SOUTHERN CALIFORNIA RECORD

Tuesday, November 26, 2024

Small business owners up in arms over Gov. Newsom signing SB 1383

Legislation
John

John Kabateck | Kabateck Strategies

Parental values and reliance on labor unions is what has driven Gov. Gavin Newsom to sign off on Senate Bill 1383, which they call a nail in the coffin for small businesses, according to a pro-business advocate.

“This Legislature and governor have given the keys to the castle to labor and lawyers and left main street out in the cold,” said John Kabateck, California state director of the National Federation of Independent Business (NFIB).

Gov. Newsom and his wife, Jennifer Siebel Newsom, are parents of four children and prior to entering the political realm, he owned PlumpJack Cafe and PlumpJack Winery.


California Gov. Gavin Newsom | Stock photo

“It would be nice, as much as the governor is hearkening to his parental values, if he would occasionally look back on his small business roots and apply his understanding of the economics on Main Street, which he and the legislature have not done here at all,” Kabateck told the Southern California Record.

The law now allows an employee to:

Take up to 12 workweeks of unpaid, job-protected leave during a 12-month period for specified family care and medical leave reasons. “This is a final nail in the coffin for small businesses who are now also facing onerous, continued no-pause button on minimum wage increases, onerous privacy regulations that they must now comply with, onerous workers' comp requirements and very little openness or willingness to help with the new independent contractor law,” Kabateck said in an interview.

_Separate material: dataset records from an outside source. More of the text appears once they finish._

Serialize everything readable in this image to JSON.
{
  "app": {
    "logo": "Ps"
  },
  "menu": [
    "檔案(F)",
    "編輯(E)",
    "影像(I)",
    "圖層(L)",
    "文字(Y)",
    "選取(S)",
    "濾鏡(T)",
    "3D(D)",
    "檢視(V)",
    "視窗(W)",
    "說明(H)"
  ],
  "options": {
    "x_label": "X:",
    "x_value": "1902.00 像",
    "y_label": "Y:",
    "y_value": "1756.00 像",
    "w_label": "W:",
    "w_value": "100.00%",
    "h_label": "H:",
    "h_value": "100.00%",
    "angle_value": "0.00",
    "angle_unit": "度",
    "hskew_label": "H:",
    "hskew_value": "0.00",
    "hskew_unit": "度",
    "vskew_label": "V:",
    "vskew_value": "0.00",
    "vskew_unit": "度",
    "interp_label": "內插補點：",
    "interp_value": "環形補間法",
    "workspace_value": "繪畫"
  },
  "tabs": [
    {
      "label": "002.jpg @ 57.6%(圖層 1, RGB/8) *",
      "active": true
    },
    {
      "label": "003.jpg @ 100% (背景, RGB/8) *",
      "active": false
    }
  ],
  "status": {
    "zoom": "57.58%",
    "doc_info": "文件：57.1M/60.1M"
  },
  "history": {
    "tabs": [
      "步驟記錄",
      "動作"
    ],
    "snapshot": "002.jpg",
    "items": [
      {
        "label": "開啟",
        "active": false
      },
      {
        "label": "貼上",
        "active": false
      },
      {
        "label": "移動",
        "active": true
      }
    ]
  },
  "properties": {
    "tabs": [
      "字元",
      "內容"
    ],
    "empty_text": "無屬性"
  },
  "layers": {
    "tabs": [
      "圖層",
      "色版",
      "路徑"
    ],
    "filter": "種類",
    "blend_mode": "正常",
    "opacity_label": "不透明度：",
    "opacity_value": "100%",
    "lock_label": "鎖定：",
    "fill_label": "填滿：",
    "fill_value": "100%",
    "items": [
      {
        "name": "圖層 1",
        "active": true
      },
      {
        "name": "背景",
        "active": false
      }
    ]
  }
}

Reinstatement to the same or comparable position after a 12-month leave. “Every small business is having to bob and weave as it were to keep themselves alive during this pandemic and nobody knows how their business model is going to look in three to six months, let alone a year, so to be required to guarantee a position to an employee if that company has to scale back if they have to relocate, shift certain hours or shift their business model is ridiculous," Kabateck said.

Continued group health coverage during the duration of the 12-month leave. “The federal unemployment insurance program has created a perverse incentive for many workers who are no longer on the payroll who have no interest in coming back,” Kabateck said. “Small business employers are having difficulty bringing employees back because they are receiving gobs of money from the federal government for unemployment. Our leaders are making it next to impossible for owners to sustain employees who are dedicated and consistent in the workplace when they need them the most, which is right now.”

SB 1383 also lowers the compliance threshold to five-or-more employee firms. 

“We didn't like the bill but we felt that given the likelihood it was going to pass, we at least had been strongly strenuously urging for a threshold of 20 to 25 or more employees but they wouldn't even give us half of that,” Kabateck said. “It's ridiculous. At what point is enough is enough? We are just up in arms. 

"Our leaders should be ashamed of themselves for not only having no clue about economics but also caving into putting the interests of unions and lawyers above our number one job creators.”